BowTech has some exciting stuff coming at us for 2004. Many of the wishes of the masses appear to have been addressed. I for one can't wait to see them. Here's a link to a thread on huntingnet. 






http://forum.hunting.net/asppg/tm.asp?m=397546&p=1&tmode=1&smode=1&cookieCheck=539494439


----------



## MCB_MI (Nov 19, 2002)

Thats some good news he did leave out afew things, like the new cam also has a positive draw stop, bearings top and bottom & the new BK cam have bearings on both ends. You can get the pro40 with the new cam can't what to try it ((smooth is the word for this cam!!)) Speed is down but still over 300fps. 
and for hunters there is a shelf on the bows!!
Dealers should get info packs soon. Can't wait>>>


----------



## outlaw (Jul 9, 2003)

Sounds like it's time for another BowTech the pivoting limb pockets sound good.....now which one will i get, the pro 40 or another dually?


----------



## Grndzer (Jan 17, 2003)

Good news Not enough but good LOL We need pictures


----------



## 500 fps (Oct 13, 2002)

Any news on the speed of the 2004 BK models?


----------



## hoytboy (Dec 14, 2002)

*2004 Bowtech*

The smooth new cam sounds like a perfect addition to Bowtechs already top notch line up. I think the Liberty will be sitting in my bow closet right next to my Pat Dually next year. The new camo sounds like it could be cool, triple dipped I imagine.


----------



## walks with a gi (Oct 1, 2002)

I can't wait to see what has been done with the Patriot Dually and the Black Knight!!! If they do actually have bearings, something I was wanting, the speeds might just be higher!!! I think I'm going with a new Black Knight this year but I might just add another Partiot to my growing collection


----------



## walks with a gi (Oct 1, 2002)

HellOOOO , I'm in a need to know position!!! Need to know what the new bows look like


----------



## Grndzer (Jan 17, 2003)

Me too... call someone. WWAG you got some pull right! find out something for us.


----------



## JeffB (Sep 10, 2002)

Sorry folks. No pics are available yet  I've been trying  

I will have some more info to post soon however.
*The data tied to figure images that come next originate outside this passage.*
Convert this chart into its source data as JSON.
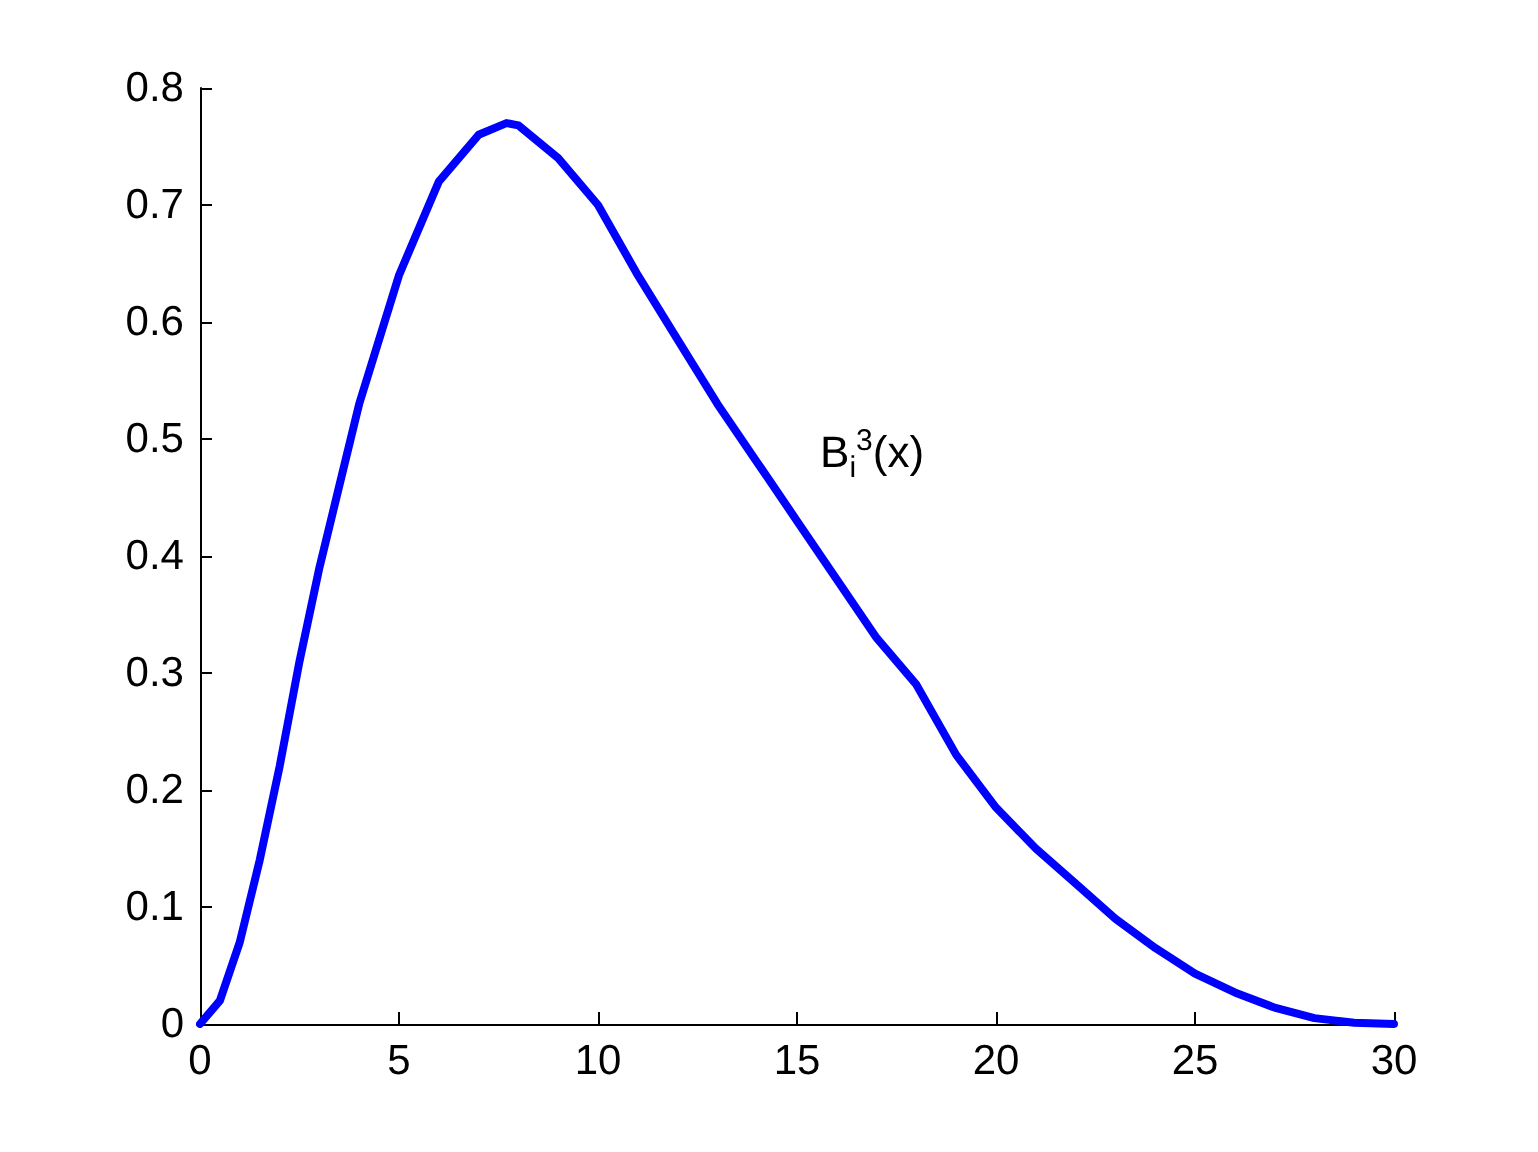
{
  "chart_data": {
    "type": "line",
    "x": [
      0,
      0.5,
      1,
      1.5,
      2,
      2.5,
      3,
      3.5,
      4,
      5,
      6,
      7,
      7.7,
      8,
      9,
      10,
      11,
      12,
      13,
      14,
      15,
      16,
      17,
      18,
      19,
      20,
      21,
      22,
      23,
      24,
      25,
      26,
      27,
      28,
      29,
      30
    ],
    "series": [
      {
        "color": "#0000ff",
        "values": [
          0,
          0.02,
          0.07,
          0.14,
          0.22,
          0.31,
          0.39,
          0.46,
          0.53,
          0.64,
          0.72,
          0.76,
          0.77,
          0.768,
          0.74,
          0.7,
          0.64,
          0.585,
          0.53,
          0.48,
          0.43,
          0.38,
          0.33,
          0.29,
          0.23,
          0.185,
          0.15,
          0.12,
          0.09,
          0.065,
          0.043,
          0.027,
          0.014,
          0.005,
          0.001,
          0
        ]
      }
    ],
    "xlim": [
      0,
      30
    ],
    "xticks": [
      0,
      5,
      10,
      15,
      20,
      25,
      30
    ],
    "ylim": [
      0,
      0.8
    ],
    "yticks": [
      0,
      0.1,
      0.2,
      0.3,
      0.4,
      0.5,
      0.6,
      0.7,
      0.8
    ],
    "annotations": [
      "B$_{i}$$^{3}$(x)"
    ],
    "marker": "none",
    "line_style": "solid"
  }
}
The new duals do indeed have bearings, and are a bit faster, smoother to draw, and more quiet than the 2003 PD cams.

The new risers will have the larger shelf mentioned by MCB, as well as more sight window (not that I though BowTech had a prob w/ that in the first place). 

Stay Tuned!


----------



## Frank/PA (Feb 20, 2003)

*enlighten us*

C'mon JEFFB show me the money............oops I mean pics. They say a picture is worth a thousand words    

Everyone is chomping at the bit.


----------



## walks with a gi (Oct 1, 2002)

PRY Jeff Pry!!!!! Make bribes, plead and maybe even a threat or two!!! WE need EYE candy!!!!!


----------



## pdq 5oh (Sep 7, 2002)

Check the thread on mentioned above. Kevin Strother has posted some new tidbits. Very cool of the man behind the bows to come on & give us some info.


----------



## pdq 5oh (Sep 7, 2002)

ttt


----------



## sigep1967 (Oct 3, 2003)

Any pics yet??


----------



## pdq 5oh (Sep 7, 2002)

sigep1967, there is a pic of the new Liberty on this forum. A very nice looking bow to be sure. I moved it up for you. Other bow pics are not yet availabe, as far as I can see.


----------



## sigep1967 (Oct 3, 2003)

Already seen that one I am interested in the new pro40 dually!!!!

can't wait to order mine.


----------



## pdq 5oh (Sep 7, 2002)

I'm waiting to see a pic of that, too. 2004 will be a good year.


----------